Minimum judge output:
| Field | Purpose |
|---|---|
verdict | pass, fail, or needs_review |
score | Numeric quality score, for example 1 to 5 |
expected_guardrail_outcome | Ground truth outcome used by the case |
actual_guardrail_outcome | Outcome returned by the target |
error_categories | List such as false_positive, false_negative, bad_remediation, or judge_uncertain |
rationale | Short reason for the verdict |
confidence | Judge confidence from 0 to 1 |
policy_references | Policy or rubric sections used |
Judge prompt rules:
- Include the policy objective, allowed outcomes, scoring scale, and failure categories.
- Tell the judge to prefer
needs_reviewwhen the case is ambiguous. - Keep the rationale short and avoid revealing hidden chain-of-thought.
- Log the rubric ID, rubric version, judge model, and prompt version with every run.
For the PoC, run the judge locally from the evaluation runner and log its outputs to MLflow. MLflow GenAI scorers or custom judges can be evaluated later if they reduce local code without hiding important behavior.
Initial Metrics
The first dashboard should answer whether the guardrails are good enough to continue prototyping:
| Metric | Meaning |
|---|---|
| Outcome accuracy | Percent of cases where actual outcome matches ground truth |
| False positive rate | Safe cases incorrectly flagged, remediated, or blocked |
| False negative rate | Unsafe cases incorrectly allowed |
| Remediation success rate | Cases where remediation meets the rubric |
| Judge pass rate | Percent of cases the LLM judge marks as passing |
| Needs-review rate | Percent of cases the judge cannot confidently score |
| Modality breakdown | Metrics by text, image, audio, and multimodal case |
| Policy breakdown | Metrics by policy profile and module |
| Dataset coverage | Number of cases by modality, policy, and rubric |
| Cost and latency | Placeholder until live targets and judge providers are known |
Review Workflow
- Dataset owner adds or updates cases locally.
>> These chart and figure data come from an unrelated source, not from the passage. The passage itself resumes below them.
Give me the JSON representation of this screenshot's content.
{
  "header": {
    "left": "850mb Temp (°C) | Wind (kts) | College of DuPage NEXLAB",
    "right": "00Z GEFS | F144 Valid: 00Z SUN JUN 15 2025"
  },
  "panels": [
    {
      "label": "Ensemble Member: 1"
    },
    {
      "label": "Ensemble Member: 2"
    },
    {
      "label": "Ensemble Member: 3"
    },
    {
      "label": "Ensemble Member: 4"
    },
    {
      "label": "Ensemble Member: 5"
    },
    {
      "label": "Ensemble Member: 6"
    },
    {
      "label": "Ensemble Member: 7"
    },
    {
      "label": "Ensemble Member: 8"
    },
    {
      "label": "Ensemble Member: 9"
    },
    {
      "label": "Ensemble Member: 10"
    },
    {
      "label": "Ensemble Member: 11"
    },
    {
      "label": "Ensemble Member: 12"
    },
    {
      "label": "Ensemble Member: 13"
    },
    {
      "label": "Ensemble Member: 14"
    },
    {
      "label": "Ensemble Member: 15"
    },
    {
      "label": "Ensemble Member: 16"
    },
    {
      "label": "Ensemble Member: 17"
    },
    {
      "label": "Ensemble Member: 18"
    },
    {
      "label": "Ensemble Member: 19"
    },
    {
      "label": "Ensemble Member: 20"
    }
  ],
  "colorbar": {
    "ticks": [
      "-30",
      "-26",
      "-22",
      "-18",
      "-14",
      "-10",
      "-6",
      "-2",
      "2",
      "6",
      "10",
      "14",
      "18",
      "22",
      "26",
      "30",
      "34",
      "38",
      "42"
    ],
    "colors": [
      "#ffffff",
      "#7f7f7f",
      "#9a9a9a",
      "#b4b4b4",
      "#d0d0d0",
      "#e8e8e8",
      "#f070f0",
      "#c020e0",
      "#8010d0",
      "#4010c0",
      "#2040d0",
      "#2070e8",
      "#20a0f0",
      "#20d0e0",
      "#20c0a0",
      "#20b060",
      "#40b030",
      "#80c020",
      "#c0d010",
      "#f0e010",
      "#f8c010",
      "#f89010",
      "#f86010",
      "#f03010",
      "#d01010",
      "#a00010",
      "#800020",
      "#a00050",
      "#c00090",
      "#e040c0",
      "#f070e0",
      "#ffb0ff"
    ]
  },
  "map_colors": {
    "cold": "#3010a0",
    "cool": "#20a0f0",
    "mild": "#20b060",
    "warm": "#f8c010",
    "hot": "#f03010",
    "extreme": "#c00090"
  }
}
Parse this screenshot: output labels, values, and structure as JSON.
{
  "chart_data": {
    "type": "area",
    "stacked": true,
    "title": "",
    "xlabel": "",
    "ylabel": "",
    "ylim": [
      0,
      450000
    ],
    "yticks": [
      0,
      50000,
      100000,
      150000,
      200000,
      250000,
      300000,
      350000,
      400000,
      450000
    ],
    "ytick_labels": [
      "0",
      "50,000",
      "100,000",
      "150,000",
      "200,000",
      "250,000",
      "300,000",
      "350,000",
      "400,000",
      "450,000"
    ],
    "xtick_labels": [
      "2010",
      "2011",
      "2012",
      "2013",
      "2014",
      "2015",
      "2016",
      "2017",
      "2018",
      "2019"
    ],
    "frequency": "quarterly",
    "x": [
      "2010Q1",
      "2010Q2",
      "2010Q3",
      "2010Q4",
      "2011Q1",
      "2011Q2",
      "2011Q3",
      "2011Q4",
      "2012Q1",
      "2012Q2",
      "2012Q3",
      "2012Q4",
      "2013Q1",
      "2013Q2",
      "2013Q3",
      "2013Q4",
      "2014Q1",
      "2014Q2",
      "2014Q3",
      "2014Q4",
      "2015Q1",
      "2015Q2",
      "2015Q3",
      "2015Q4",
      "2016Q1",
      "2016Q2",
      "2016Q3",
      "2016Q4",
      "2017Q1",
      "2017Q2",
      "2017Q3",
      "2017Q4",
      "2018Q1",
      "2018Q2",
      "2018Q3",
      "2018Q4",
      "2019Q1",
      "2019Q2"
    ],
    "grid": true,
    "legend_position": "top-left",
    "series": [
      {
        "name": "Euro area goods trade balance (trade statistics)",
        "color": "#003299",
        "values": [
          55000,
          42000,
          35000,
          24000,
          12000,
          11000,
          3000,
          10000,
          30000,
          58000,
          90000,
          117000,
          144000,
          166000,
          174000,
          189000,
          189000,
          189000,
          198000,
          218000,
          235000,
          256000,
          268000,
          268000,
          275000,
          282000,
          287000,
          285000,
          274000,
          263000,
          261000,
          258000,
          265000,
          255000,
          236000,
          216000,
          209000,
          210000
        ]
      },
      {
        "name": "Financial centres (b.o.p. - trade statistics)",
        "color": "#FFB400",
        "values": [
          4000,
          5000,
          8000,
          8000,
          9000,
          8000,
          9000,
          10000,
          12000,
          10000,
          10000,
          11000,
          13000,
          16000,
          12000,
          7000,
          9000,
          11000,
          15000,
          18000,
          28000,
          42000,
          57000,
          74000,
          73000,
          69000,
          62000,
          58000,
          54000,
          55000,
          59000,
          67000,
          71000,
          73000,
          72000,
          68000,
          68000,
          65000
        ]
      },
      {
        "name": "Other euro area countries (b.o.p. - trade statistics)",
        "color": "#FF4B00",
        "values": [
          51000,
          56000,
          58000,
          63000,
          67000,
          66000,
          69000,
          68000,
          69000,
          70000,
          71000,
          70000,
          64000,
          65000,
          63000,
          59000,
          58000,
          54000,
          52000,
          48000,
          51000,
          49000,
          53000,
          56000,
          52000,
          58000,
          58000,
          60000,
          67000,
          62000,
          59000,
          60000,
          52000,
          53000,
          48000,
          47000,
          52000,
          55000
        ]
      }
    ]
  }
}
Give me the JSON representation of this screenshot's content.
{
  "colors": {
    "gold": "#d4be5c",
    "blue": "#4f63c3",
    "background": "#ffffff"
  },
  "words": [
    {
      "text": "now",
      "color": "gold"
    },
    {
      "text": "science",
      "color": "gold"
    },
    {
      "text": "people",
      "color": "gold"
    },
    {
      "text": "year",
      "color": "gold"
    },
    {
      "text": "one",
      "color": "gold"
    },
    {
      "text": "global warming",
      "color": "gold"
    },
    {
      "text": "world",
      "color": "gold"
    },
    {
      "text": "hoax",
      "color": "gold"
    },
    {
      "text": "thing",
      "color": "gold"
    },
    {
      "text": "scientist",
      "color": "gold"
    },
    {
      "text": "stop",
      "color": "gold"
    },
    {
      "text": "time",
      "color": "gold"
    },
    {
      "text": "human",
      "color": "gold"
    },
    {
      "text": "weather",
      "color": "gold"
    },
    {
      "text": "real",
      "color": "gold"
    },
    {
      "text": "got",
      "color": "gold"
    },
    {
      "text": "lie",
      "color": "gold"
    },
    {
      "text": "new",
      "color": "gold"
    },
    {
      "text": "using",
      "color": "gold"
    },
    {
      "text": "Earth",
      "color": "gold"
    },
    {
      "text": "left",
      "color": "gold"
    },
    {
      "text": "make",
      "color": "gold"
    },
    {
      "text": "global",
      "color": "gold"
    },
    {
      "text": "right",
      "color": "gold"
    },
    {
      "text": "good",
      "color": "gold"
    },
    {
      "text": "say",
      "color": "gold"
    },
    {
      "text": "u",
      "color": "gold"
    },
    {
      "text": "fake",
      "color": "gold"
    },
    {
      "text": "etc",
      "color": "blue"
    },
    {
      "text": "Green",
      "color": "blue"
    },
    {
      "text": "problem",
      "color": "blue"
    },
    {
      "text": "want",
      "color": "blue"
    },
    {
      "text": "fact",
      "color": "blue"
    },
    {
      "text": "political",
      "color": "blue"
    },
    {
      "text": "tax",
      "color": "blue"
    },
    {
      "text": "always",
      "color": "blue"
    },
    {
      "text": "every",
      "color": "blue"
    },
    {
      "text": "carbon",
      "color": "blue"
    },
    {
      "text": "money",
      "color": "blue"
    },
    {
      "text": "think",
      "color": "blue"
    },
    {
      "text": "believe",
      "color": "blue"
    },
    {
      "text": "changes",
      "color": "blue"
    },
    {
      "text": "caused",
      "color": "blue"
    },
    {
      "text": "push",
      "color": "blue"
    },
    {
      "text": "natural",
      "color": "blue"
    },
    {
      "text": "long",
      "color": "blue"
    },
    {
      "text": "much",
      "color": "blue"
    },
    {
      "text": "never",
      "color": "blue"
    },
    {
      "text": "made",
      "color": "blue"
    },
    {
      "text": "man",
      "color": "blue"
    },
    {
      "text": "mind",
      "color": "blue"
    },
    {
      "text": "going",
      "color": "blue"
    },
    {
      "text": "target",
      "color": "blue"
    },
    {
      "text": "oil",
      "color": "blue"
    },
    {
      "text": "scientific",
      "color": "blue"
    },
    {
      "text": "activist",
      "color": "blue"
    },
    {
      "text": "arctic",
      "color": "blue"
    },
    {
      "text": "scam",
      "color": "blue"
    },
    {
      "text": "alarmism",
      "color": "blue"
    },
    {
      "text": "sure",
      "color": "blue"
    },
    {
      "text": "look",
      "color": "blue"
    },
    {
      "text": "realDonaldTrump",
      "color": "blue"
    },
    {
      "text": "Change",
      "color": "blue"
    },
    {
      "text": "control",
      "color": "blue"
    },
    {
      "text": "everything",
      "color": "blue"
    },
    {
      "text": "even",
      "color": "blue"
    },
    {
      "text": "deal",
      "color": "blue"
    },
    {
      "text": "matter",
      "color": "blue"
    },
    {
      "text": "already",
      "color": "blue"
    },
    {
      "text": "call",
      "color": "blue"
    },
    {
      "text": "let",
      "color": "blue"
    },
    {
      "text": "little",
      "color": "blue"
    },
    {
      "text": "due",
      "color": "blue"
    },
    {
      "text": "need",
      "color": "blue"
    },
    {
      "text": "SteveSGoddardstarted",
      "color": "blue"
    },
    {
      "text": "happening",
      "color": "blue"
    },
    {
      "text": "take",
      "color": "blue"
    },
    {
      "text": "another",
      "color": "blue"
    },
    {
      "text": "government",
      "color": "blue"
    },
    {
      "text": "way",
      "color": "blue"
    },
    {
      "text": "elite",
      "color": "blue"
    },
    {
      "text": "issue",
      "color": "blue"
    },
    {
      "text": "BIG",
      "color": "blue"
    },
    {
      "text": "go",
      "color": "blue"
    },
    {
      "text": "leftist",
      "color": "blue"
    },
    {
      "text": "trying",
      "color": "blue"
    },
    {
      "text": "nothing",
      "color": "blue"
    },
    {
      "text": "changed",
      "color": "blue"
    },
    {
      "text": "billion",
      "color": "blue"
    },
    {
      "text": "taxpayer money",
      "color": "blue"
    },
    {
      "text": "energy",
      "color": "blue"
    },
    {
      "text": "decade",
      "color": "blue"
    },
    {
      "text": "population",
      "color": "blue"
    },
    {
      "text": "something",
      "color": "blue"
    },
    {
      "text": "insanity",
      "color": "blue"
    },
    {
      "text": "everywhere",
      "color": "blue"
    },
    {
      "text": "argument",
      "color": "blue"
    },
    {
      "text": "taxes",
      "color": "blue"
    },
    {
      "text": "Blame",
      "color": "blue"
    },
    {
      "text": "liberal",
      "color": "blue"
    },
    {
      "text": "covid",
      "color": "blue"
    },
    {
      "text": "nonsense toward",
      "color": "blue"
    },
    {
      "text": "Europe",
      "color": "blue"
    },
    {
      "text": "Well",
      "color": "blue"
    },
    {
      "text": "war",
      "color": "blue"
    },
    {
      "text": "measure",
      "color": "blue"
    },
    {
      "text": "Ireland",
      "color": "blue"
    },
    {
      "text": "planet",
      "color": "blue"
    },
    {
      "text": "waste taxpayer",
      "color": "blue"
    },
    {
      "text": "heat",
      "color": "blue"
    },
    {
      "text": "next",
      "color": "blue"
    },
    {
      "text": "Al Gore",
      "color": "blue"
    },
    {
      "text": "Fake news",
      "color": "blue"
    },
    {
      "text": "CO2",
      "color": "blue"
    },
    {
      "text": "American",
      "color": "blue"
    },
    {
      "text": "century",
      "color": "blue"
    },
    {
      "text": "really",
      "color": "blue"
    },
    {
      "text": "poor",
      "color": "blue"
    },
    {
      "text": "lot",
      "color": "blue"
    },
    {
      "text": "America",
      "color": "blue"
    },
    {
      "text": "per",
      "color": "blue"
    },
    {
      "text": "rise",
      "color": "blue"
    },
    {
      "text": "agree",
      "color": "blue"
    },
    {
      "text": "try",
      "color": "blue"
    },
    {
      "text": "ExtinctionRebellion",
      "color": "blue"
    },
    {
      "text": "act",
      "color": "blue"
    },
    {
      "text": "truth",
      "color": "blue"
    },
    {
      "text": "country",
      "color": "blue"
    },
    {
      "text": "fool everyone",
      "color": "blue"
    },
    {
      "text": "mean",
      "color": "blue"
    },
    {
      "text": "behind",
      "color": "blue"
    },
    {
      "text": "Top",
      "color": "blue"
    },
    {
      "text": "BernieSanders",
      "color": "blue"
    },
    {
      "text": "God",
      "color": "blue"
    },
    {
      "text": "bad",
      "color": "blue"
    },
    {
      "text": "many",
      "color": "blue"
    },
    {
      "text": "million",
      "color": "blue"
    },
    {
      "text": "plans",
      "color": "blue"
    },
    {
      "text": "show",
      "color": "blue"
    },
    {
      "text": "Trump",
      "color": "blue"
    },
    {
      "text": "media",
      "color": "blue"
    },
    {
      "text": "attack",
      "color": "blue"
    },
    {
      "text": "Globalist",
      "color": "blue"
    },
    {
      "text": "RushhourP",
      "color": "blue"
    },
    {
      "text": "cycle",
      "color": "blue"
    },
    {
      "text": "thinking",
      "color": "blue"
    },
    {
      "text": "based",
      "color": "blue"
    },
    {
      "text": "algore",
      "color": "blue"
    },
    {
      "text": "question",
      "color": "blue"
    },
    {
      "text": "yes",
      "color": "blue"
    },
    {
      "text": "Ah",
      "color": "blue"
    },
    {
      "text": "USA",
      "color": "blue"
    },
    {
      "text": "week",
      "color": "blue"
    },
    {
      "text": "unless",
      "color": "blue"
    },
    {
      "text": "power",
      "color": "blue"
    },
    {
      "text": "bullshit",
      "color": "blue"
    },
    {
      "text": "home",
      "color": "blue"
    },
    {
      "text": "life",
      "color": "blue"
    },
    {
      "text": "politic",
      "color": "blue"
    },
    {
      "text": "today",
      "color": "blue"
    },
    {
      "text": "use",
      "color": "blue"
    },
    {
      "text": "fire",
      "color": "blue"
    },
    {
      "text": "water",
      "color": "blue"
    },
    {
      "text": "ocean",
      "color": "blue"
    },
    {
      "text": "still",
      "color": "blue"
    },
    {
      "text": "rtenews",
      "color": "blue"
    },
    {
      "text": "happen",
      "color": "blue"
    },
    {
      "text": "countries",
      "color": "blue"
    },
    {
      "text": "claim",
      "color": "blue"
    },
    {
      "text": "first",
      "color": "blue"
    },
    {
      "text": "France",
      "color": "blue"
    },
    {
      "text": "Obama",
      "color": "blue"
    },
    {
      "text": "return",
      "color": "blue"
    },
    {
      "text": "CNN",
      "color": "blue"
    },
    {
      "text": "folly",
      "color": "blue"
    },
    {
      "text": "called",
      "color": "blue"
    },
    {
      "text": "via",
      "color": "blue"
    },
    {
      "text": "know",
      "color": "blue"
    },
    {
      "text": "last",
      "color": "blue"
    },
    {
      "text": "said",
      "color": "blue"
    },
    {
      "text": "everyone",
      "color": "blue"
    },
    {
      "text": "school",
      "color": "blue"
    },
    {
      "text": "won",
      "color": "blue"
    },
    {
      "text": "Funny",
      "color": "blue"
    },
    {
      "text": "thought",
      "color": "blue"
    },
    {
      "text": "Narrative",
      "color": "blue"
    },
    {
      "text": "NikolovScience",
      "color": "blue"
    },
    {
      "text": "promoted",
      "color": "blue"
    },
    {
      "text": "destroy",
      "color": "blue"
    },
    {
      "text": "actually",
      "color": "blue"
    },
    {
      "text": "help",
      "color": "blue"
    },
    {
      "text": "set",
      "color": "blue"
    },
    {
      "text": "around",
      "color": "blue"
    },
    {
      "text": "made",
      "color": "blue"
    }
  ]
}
- Evaluation owner uploads the dataset to MLflow.
- Evaluation owner runs the target adapter and judge.
- Team reviews aggregate metrics and sampled failures in MLflow.
- Failures are assigned to one of four actions: fix policy, fix prompt, fix target implementation, or fix dataset/rubric.
- A passing run becomes validation evidence for the tested policy profile and target version.
Risks and Decisions
| Risk or decision | Current stance |
|---|---|
| PHI and sensitive data | Keep PoC datasets synthetic or de-identified until governance approves otherwise |
| MLflow on Cloudflare | Validate with Containers before committing |
| Backend metadata store | Do not assume D1 compatibility; validate SQLAlchemy requirements first |
| Artifact store | R2 is a candidate because of S3 compatibility, but must be tested with MLflow |
| LLM judge reliability | Use clear rubrics, confidence, needs-review, and sampled human review |
| Multimodal size | Start with small smoke datasets before storing large media artifacts |
| No live endpoint yet | Use mock and local adapters first |
Open Questions Before Implementation
- Which data classification is allowed for the first multimodal evaluation datasets?
- Which LLM provider and model should be used as the judge for the PoC?
- Should the first evaluation target be a mocked Palisade response, a local prototype function, or both?
- Which MLflow backend store is approved if MLflow runs beyond a local machine?
- Should the evaluation runner live inside this repo or in a separate validation repo once implementation starts?